This week’s Product Pulse is brought to you by the SpotX Brand Safety Team. Brand safety is one of our core competencies, and we believe in doing everything we can to keep supply chains as clean as possible. To learn more about brand safety and what you can do to protect your brand, please check out our online brand safety course.
CTV is the next frontier of digital advertising. For the last six years — and especially the last six months — the ad tech industry has been abuzz about the potential opportunities that CTV represents. As CTV continues to gain traction with buyers and more inventory becomes available, we felt it would be prudent to address quality issues in CTV and how they differ from desktop and mobile environments, along with some best practices.
How is CTV different from desktop and mobile?
CTV maintains several differences from desktop and mobile, which impact key advertiser needs like ad verification and brand safety. Here are some considerations to keep in mind:
- Connected devices do not support VPAID, which is relied upon and required for many third-party verification vendors. VAST 4.0 was introduced by the IAB in early 2016 and was meant to close the gap between VAST and VPAID, enabling viewability and other measurement tracking functionality. However, VAST 4.0 has not seen wide industry adoption yet, and VAST 4.1 was released in June 2018 to further close the feature gap between VAST and VPAID.
- Not all devices have a standard for passing information that is expected in historical programmatic executions, such as a bundle ID or domain. This can make it hard to validate the inventory being purchased at times.
- Device authentication services don’t always recognize user agents of connected devices.

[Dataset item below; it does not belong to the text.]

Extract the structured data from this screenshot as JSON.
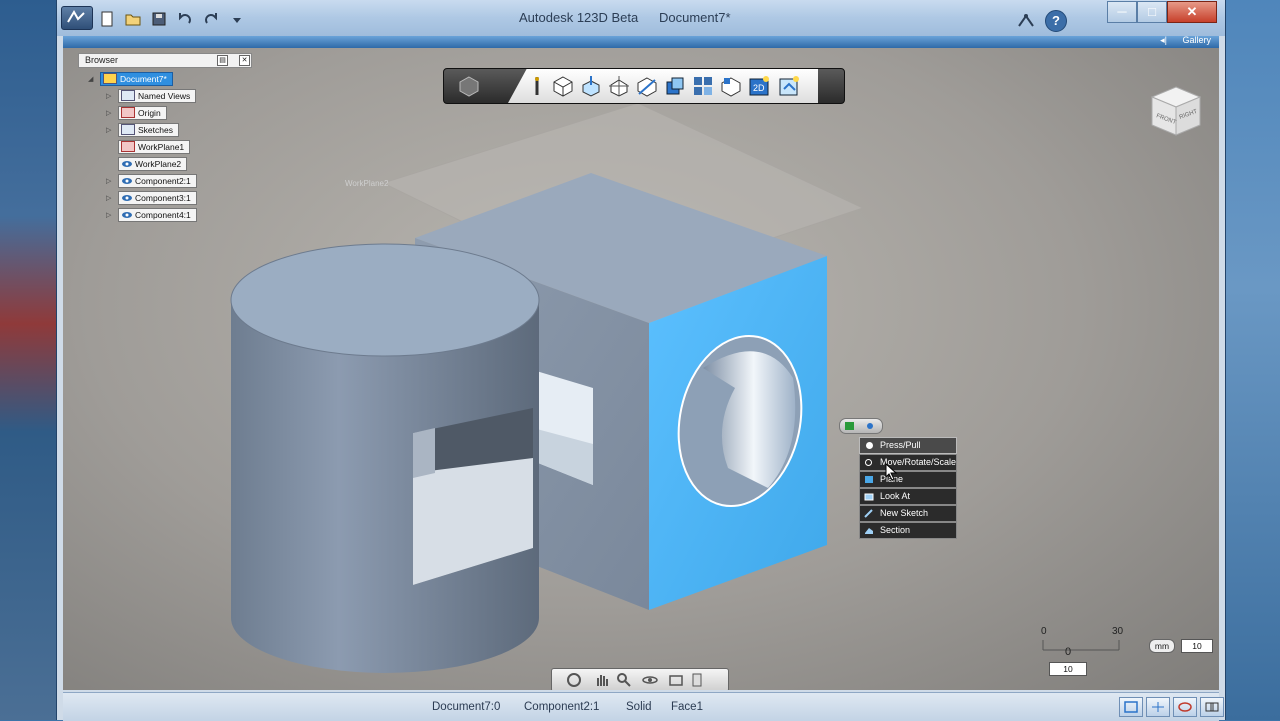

When these new or custom user agents are introduced, they can go unrecognized at times or cause issues in understanding the device on which an impression is served. A couple examples include user agents that are non-descriptive or are derived from similar operating systems (i.e., an Xbox user agent looks like a Windows Phone).
- Server-side ad insertion (SSAI) vendors are often used in CTV/OTT environments. When this type of integration, it’s difficult to independently validate the user information, such as IP addresses and user agents.
Outside some of the considerations noted above, history has also proven that ad fraud and quality issues follow the money. While industry initiatives — such as the various Trustworthy Accountability Group programs, the IAB’s ads.txt program and an increased focused on supply path optimization — have made it harder for “bad actors” to siphon money via fraudulent practices on desktop and mobile web, CTV/OTT is still in its infancy and has some issues in regard to validation and verification.
This opens up the doors for bad actors to enter and replicate their tricks from desktop video. For example, user- and device-level information can easily be spoofed and go undetected by traditional verification services. As such, the best way to protect media dollars and ensure money is flowing to legitimate supply sources is simply by ensuring you’re buying directly from trusted media owners or device manufacturers. By cutting out any resold CTV/OTT inventory, you’re significantly reducing your risk of becoming victim to fraudsters.
CTV brand safety best practices for buyers
While CTV transactions do have some unique considerations, below are some best practices we recommend to maximize spend and ensure your budget does not fall victim to fraud practices:
- Cut out resellers. Only accessing CTV/OTT directly from media owners, distributors and device manufactures reduces the chances of any quality related issues and allows you to have a direct conversation should any concerns arise. When resellers are introduced in this landscape, it’s difficult to validate impression quality and ensure ads are being seen by a human audience.
- Look for red flags, such as obscure apps sending high impression volumes, low CPMs — particularly if it’s a well-known app — or clicks in a “clickless” environment.
- Verify IP addresses and user agents. If possible, validate the IP and user agent via header information. Verifying IPs and user agents against the bidstream allows you to surface red flags. Mismatches don’t always indicate fraud, but they do usually indicate some sort of problem.
If you’re a buyer or advertiser working with a third-party verification partner in connected environments, we also encourage you to work with them and use their data as an additional datapoint when deciding to bid on or purchase inventory.
CTV is a new and exciting arena for digital advertisers, and we have high hopes for it as it continues to evolve and new technologies arise. At SpotX, we only work directly with trusted media owners and device manufacturers to make sure that all inventory running through our platform is high quality and brand safe. In addition to partnering with DoubleVerify, a leading fraud prevention technology provider, we maintain multiple in-house teams dedicated to keeping our supply path clean.